First off, let me just say that Spielberg's big new Sci Fi extravaganza is well produced and entertaining. The actors are solid, the situations are comfortably familiar and the dinosaurs look real. The sentimental moments are actually affecting (the orphaned love interest of the hero's son, watching a family embrace from a ferw feet away, gives a swift tutorial in loss and grief without saying a word). But much of the show was baffling.
The story opens in the toxic future with the father in jail for hitting a cop when the family was busted for having an extra child. (Two is the limit in Pollution world). I'm already lost. How can you keep a child secret in a world with no privacy? "It's the new Tiny Tears Talking Tina! The percfect Christmas gift!"They can't even hide the kid for five minutes while the police search the house. So you think -- they had some cool ingenious way of faking out the authorities. You wait for that explanation. But don't hold your breath, even with one of those 'rebreathers' that everyone has to wear. The story is moving too fast for those trivial expository details!
So Dad goes to jail an we jump two years and the rest of the family (except the illegal toddler) are off to the 85 million years ago to rebuild the human race in the Cretacious era. All Dad has to do to join them is "break out of one high security prison and into another one" as his predictably rebellious teen-age son puts it. That sets up a whole movie's worth of cool plotting and Mission Impossible-style hi-jinks. Wait for them ... but again without hilding your breath. We never even see Dad escape from jail, thouugh Mom manages to smuggle a high tech laser doo-hickey in to him -- how did she work that? It's in a rebreather, a luxury item it seems like prisoners aren't allowed to have. But they let him take it, anyway. Mom says "He's dying in here!" with all the unfiltered air. But it's been two years. How did he survive? Pick, pick, pick. Anyway, he escpes somehow, and gets some hightech stuff to allow him through the high security at the time travel place. How did he get that? It's all very sophisticated and expensive, and he's been in jail. Oh well. Onward. He hooks up with some guy who has the kid in a bag (guess he didnl't need to break into the state orphanage, or whatever it was) and then fakes his way into the time travel line, beats some guards up and jumps through. How could this ever happen? The people who made the show don't care and you're not supposed to either. They trhwo us one bone: "No one escapes from blah blah high tech jail without help from the outside" The prehistoric leader dude points out. Yeah, I guess so. But from where? I'd say the writer's room at Fox.

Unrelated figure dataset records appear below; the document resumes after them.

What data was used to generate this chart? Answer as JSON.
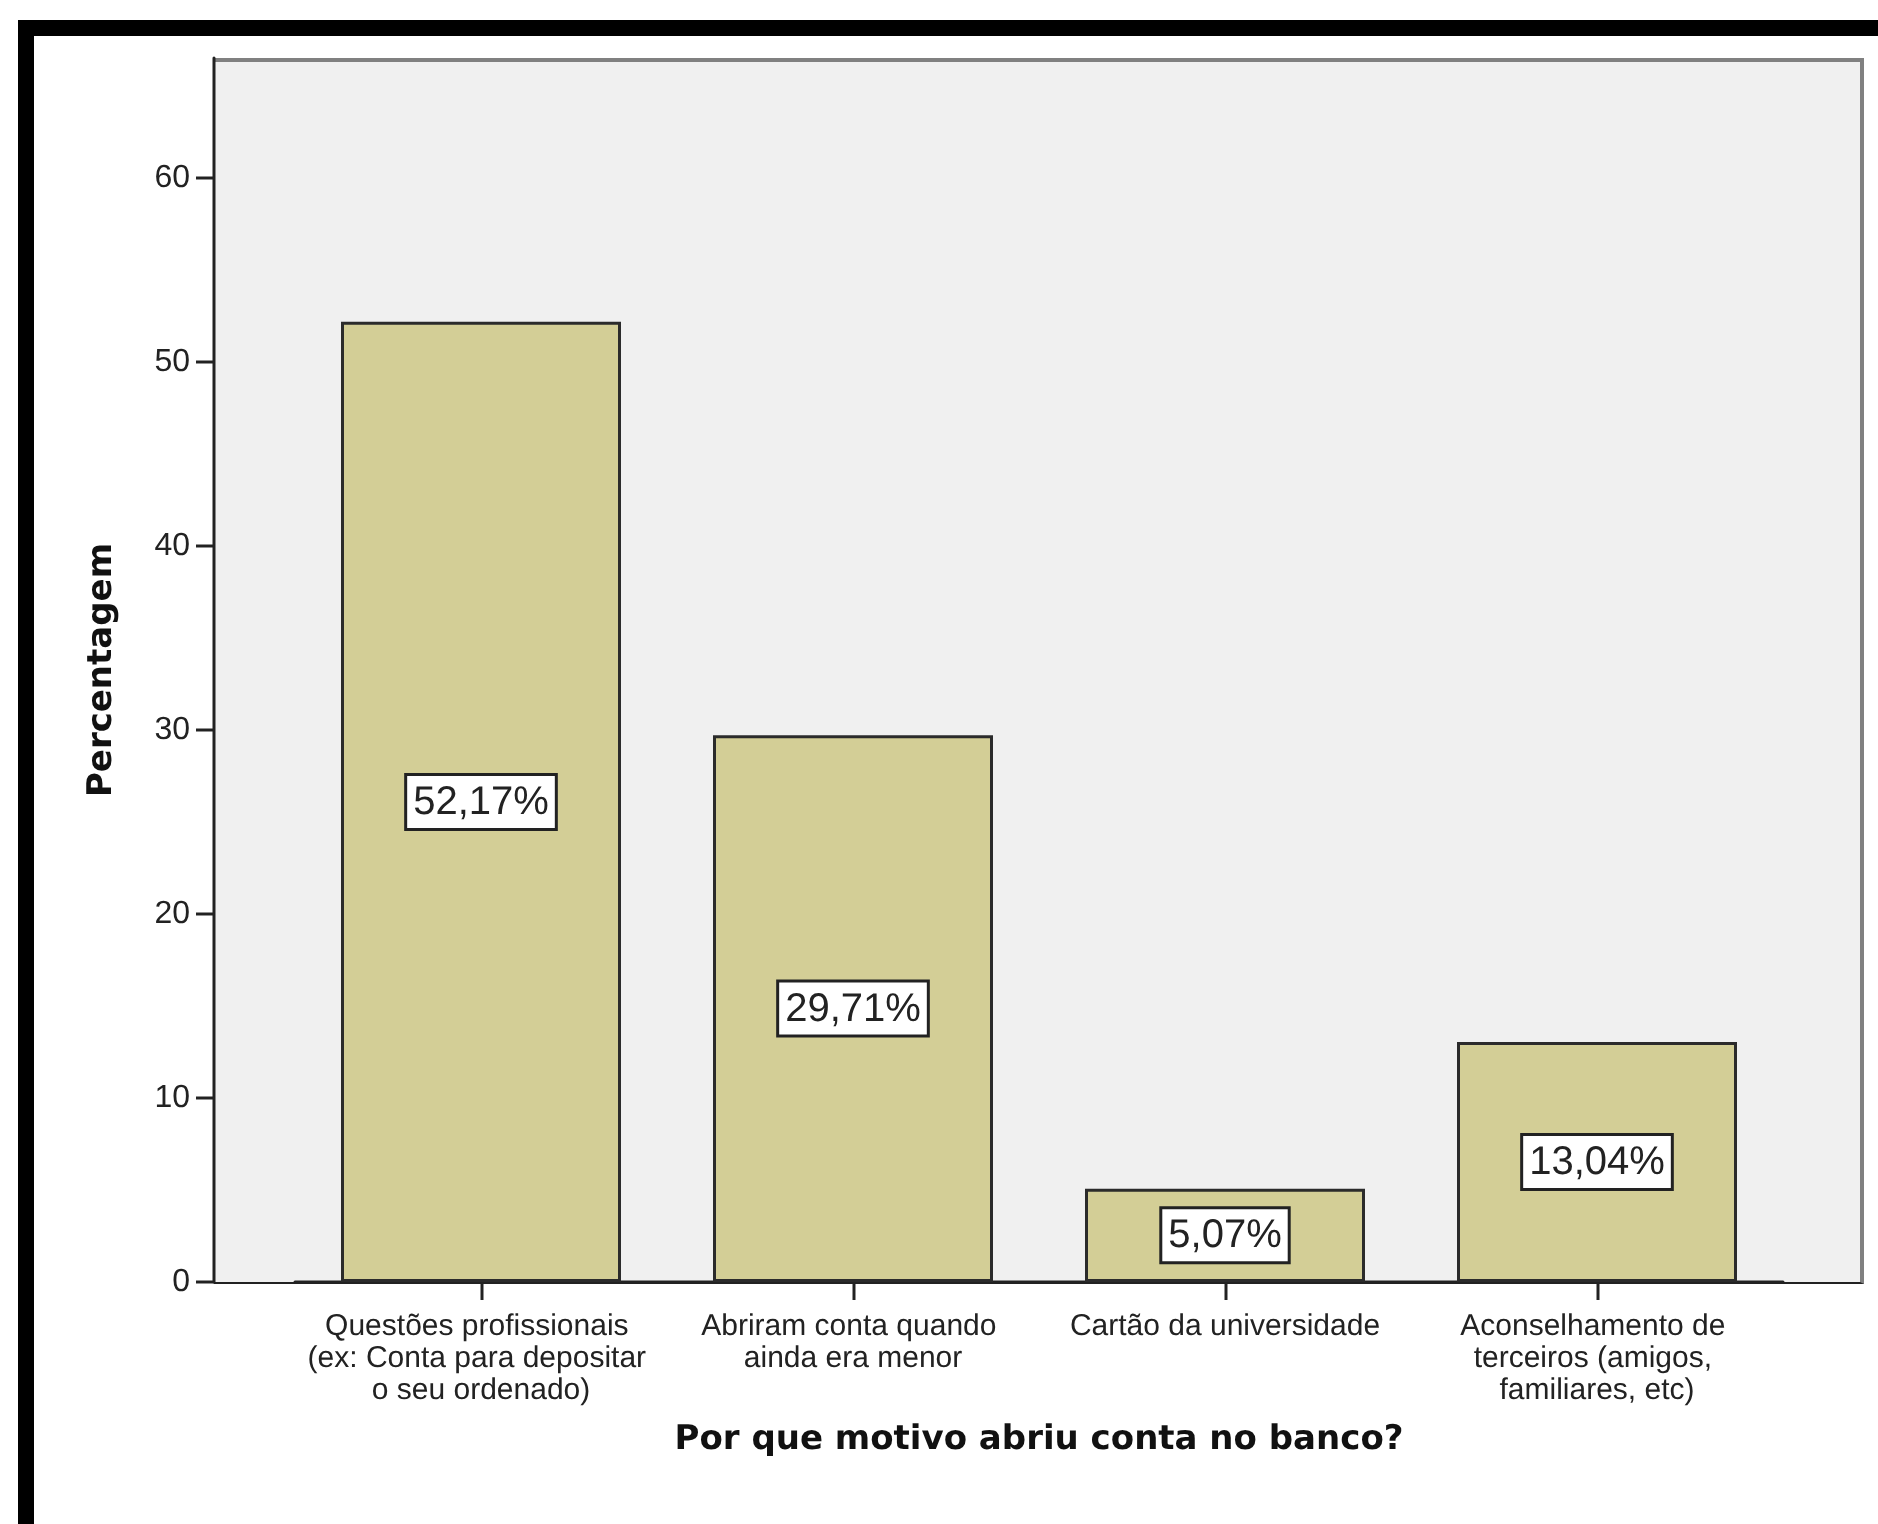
{
  "chart_data": {
    "type": "bar",
    "xlabel": "Por que motivo abriu conta no banco?",
    "ylabel": "Percentagem",
    "categories": [
      "Questões profissionais (ex: Conta para depositar o seu ordenado)",
      "Abriram conta quando ainda era menor",
      "Cartão da universidade",
      "Aconselhamento de terceiros (amigos, familiares, etc)"
    ],
    "values": [
      52.17,
      29.71,
      5.07,
      13.04
    ],
    "color": "#d3ce96",
    "value_labels": [
      "52,17%",
      "29,71%",
      "5,07%",
      "13,04%"
    ],
    "ylim": [
      0,
      66.5
    ],
    "yticks": [
      0,
      10,
      20,
      30,
      40,
      50,
      60
    ]
  }
}
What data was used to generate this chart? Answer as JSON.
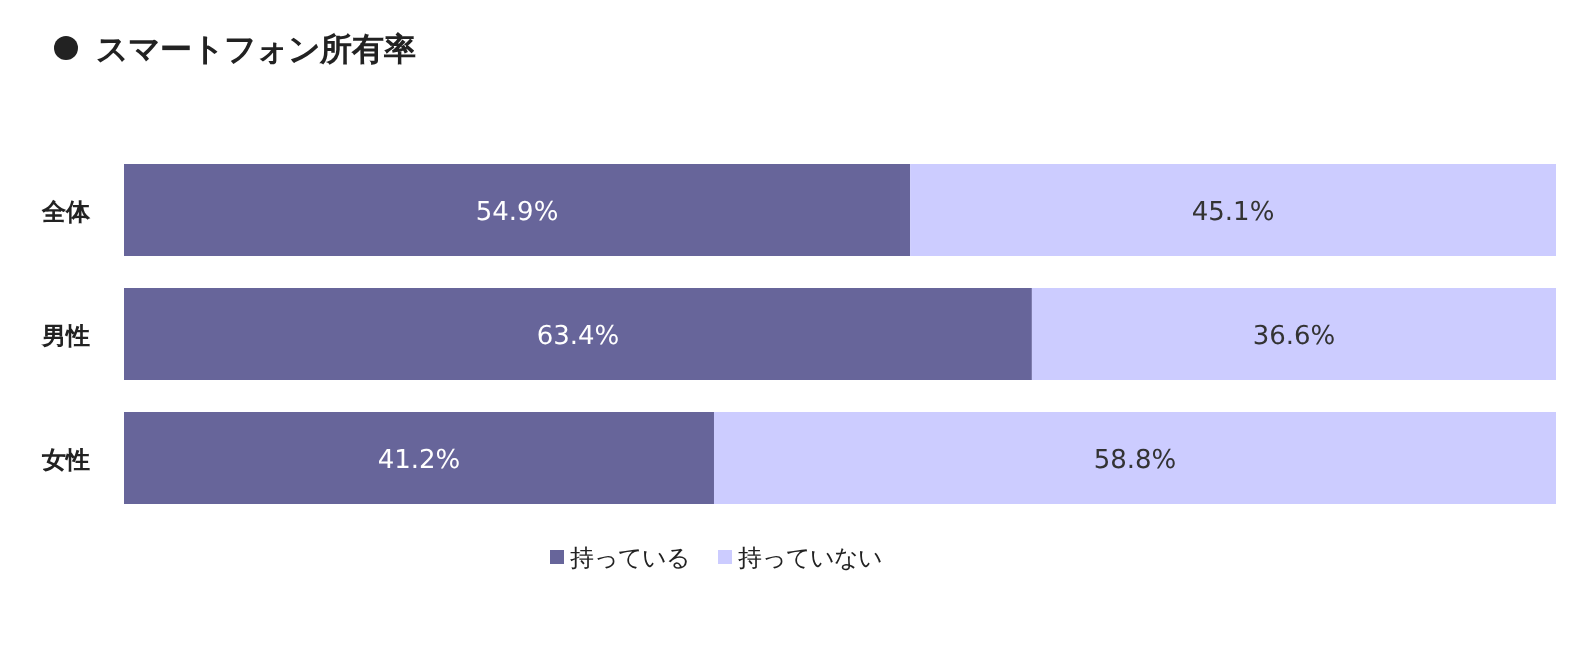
{
  "chart_data": {
    "type": "bar",
    "orientation": "horizontal",
    "stacked": true,
    "title": "スマートフォン所有率",
    "categories": [
      "全体",
      "男性",
      "女性"
    ],
    "series": [
      {
        "name": "持っている",
        "color": "#67659a",
        "values": [
          54.9,
          63.4,
          41.2
        ],
        "value_labels": [
          "54.9%",
          "63.4%",
          "41.2%"
        ]
      },
      {
        "name": "持っていない",
        "color": "#ccccff",
        "values": [
          45.1,
          36.6,
          58.8
        ],
        "value_labels": [
          "45.1%",
          "36.6%",
          "58.8%"
        ]
      }
    ],
    "legend": "bottom"
  }
}
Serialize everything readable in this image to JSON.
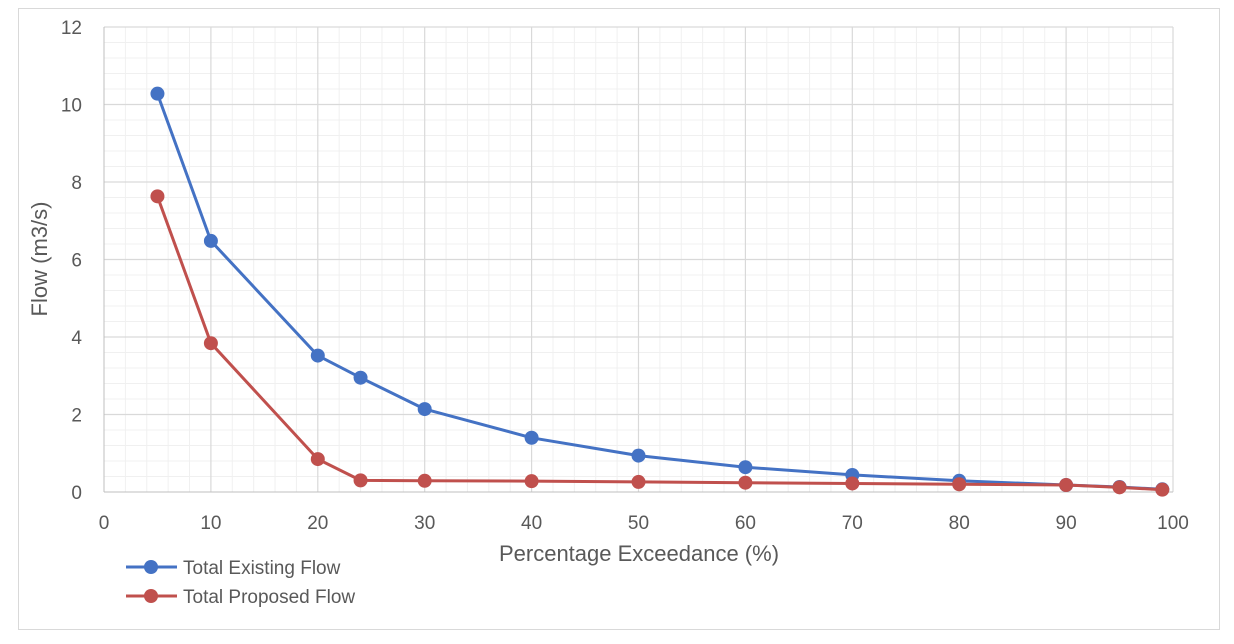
{
  "chart_data": {
    "type": "line",
    "title": "",
    "xlabel": "Percentage Exceedance (%)",
    "ylabel": "Flow (m3/s)",
    "xlim": [
      0,
      100
    ],
    "ylim": [
      0,
      12
    ],
    "x_ticks": [
      0,
      10,
      20,
      30,
      40,
      50,
      60,
      70,
      80,
      90,
      100
    ],
    "y_ticks": [
      0,
      2,
      4,
      6,
      8,
      10,
      12
    ],
    "grid": true,
    "legend_position": "bottom-left",
    "series": [
      {
        "name": "Total Existing Flow",
        "color": "#4472c4",
        "x": [
          5,
          10,
          20,
          24,
          30,
          40,
          50,
          60,
          70,
          80,
          90,
          95,
          99
        ],
        "y": [
          10.28,
          6.48,
          3.52,
          2.95,
          2.14,
          1.4,
          0.94,
          0.64,
          0.44,
          0.29,
          0.18,
          0.13,
          0.07
        ]
      },
      {
        "name": "Total Proposed Flow",
        "color": "#c0504d",
        "x": [
          5,
          10,
          20,
          24,
          30,
          40,
          50,
          60,
          70,
          80,
          90,
          95,
          99
        ],
        "y": [
          7.63,
          3.84,
          0.85,
          0.3,
          0.29,
          0.28,
          0.26,
          0.24,
          0.22,
          0.2,
          0.18,
          0.12,
          0.06
        ]
      }
    ]
  }
}
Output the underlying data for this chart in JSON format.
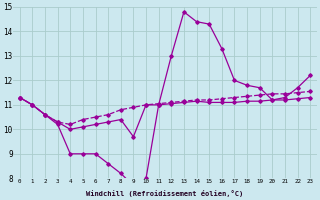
{
  "xlabel": "Windchill (Refroidissement éolien,°C)",
  "xlim": [
    -0.5,
    23.5
  ],
  "ylim": [
    8,
    15
  ],
  "yticks": [
    8,
    9,
    10,
    11,
    12,
    13,
    14,
    15
  ],
  "xticks": [
    0,
    1,
    2,
    3,
    4,
    5,
    6,
    7,
    8,
    9,
    10,
    11,
    12,
    13,
    14,
    15,
    16,
    17,
    18,
    19,
    20,
    21,
    22,
    23
  ],
  "background_color": "#cce8ef",
  "line_color": "#990099",
  "grid_color": "#aacccc",
  "line1": [
    11.3,
    11.0,
    10.6,
    10.2,
    9.0,
    9.0,
    9.0,
    8.6,
    8.2,
    7.7,
    8.0,
    11.0,
    13.0,
    14.8,
    14.4,
    14.3,
    13.3,
    12.0,
    11.8,
    11.7,
    11.2,
    11.3,
    11.7,
    12.2
  ],
  "line2": [
    11.3,
    11.0,
    10.6,
    10.3,
    10.0,
    10.1,
    10.2,
    10.3,
    10.4,
    9.7,
    11.0,
    11.0,
    11.05,
    11.1,
    11.15,
    11.1,
    11.1,
    11.1,
    11.15,
    11.15,
    11.2,
    11.2,
    11.25,
    11.3
  ],
  "line3": [
    11.3,
    11.0,
    10.6,
    10.3,
    10.2,
    10.4,
    10.5,
    10.6,
    10.8,
    10.9,
    11.0,
    11.05,
    11.1,
    11.15,
    11.2,
    11.2,
    11.25,
    11.3,
    11.35,
    11.4,
    11.45,
    11.45,
    11.5,
    11.55
  ]
}
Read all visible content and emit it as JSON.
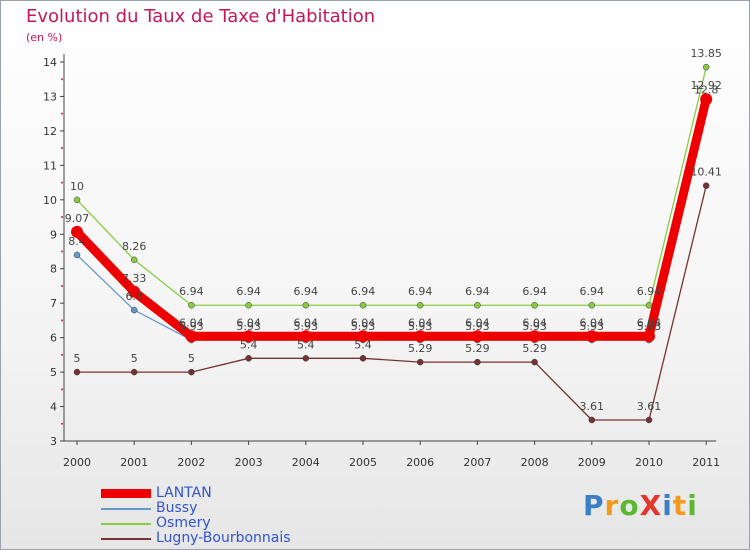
{
  "chart_data": {
    "type": "line",
    "title": "Evolution du Taux de Taxe d'Habitation",
    "ylabel": "(en %)",
    "xlabel": "",
    "categories": [
      "2000",
      "2001",
      "2002",
      "2003",
      "2004",
      "2005",
      "2006",
      "2007",
      "2008",
      "2009",
      "2010",
      "2011"
    ],
    "ylim": [
      3,
      14
    ],
    "yticks": [
      3,
      4,
      5,
      6,
      7,
      8,
      9,
      10,
      11,
      12,
      13,
      14
    ],
    "grid": false,
    "legend_position": "bottom-left",
    "series": [
      {
        "name": "LANTAN",
        "color": "#ee0000",
        "values": [
          9.07,
          7.33,
          6.04,
          6.04,
          6.04,
          6.04,
          6.04,
          6.04,
          6.04,
          6.04,
          6.04,
          12.92
        ],
        "labels": [
          "9.07",
          "7.33",
          "6.04",
          "6.04",
          "6.04",
          "6.04",
          "6.04",
          "6.04",
          "6.04",
          "6.04",
          "6.04",
          "12.92"
        ]
      },
      {
        "name": "Bussy",
        "color": "#6699cc",
        "values": [
          8.4,
          6.8,
          5.93,
          5.93,
          5.93,
          5.93,
          5.93,
          5.93,
          5.93,
          5.93,
          5.93,
          12.8
        ],
        "labels": [
          "8.4",
          "6.8",
          "5.93",
          "5.93",
          "5.93",
          "5.93",
          "5.93",
          "5.93",
          "5.93",
          "5.93",
          "5.93",
          "12.8"
        ]
      },
      {
        "name": "Osmery",
        "color": "#88cc44",
        "values": [
          10,
          8.26,
          6.94,
          6.94,
          6.94,
          6.94,
          6.94,
          6.94,
          6.94,
          6.94,
          6.94,
          13.85
        ],
        "labels": [
          "10",
          "8.26",
          "6.94",
          "6.94",
          "6.94",
          "6.94",
          "6.94",
          "6.94",
          "6.94",
          "6.94",
          "6.94",
          "13.85"
        ]
      },
      {
        "name": "Lugny-Bourbonnais",
        "color": "#773333",
        "values": [
          5,
          5,
          5,
          5.4,
          5.4,
          5.4,
          5.29,
          5.29,
          5.29,
          3.61,
          3.61,
          10.41
        ],
        "labels": [
          "5",
          "5",
          "5",
          "5.4",
          "5.4",
          "5.4",
          "5.29",
          "5.29",
          "5.29",
          "3.61",
          "3.61",
          "10.41"
        ]
      }
    ]
  },
  "brand": {
    "text": "ProXiti",
    "letters": [
      "P",
      "r",
      "o",
      "X",
      "i",
      "t",
      "i"
    ],
    "colors": [
      "#3a7fc8",
      "#f29a1d",
      "#5cb832",
      "#e2352b",
      "#3a7fc8",
      "#f29a1d",
      "#5cb832"
    ]
  }
}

So now we're back in prehistoric times, where the moon is much closer to Earth than it is now (I expected to see Elliot biking across it with ET in the handelbar basket). The encampment is well stocked with high-tech stuff and life is good, but eventually these people will be on their own, right? And how will the human race fix itself when there are already two factions who hate each other for no particular reason, and the leasder can't even get along with his owen kid? And if they're in a different 'time stream" that will have No "Ray-Bradbury-butterfly" effect on our world, why bother? If it's all about string theory and alternate universes, there are probably thousands of 'alternate earths' where we didn't screw things up already.
But it's all moot, becauase of my last question: aren't they all going be wiped out by the big meteorite that took out the dinosaurs? I mean we know that happened. So why walk into it? That's kind of like traveling back in time to book your honeymoon on the Titanic.
I don't think they thought this one through too carefully.
But I'll keep watching.
It's big stupid fun, and there's something to be said for that.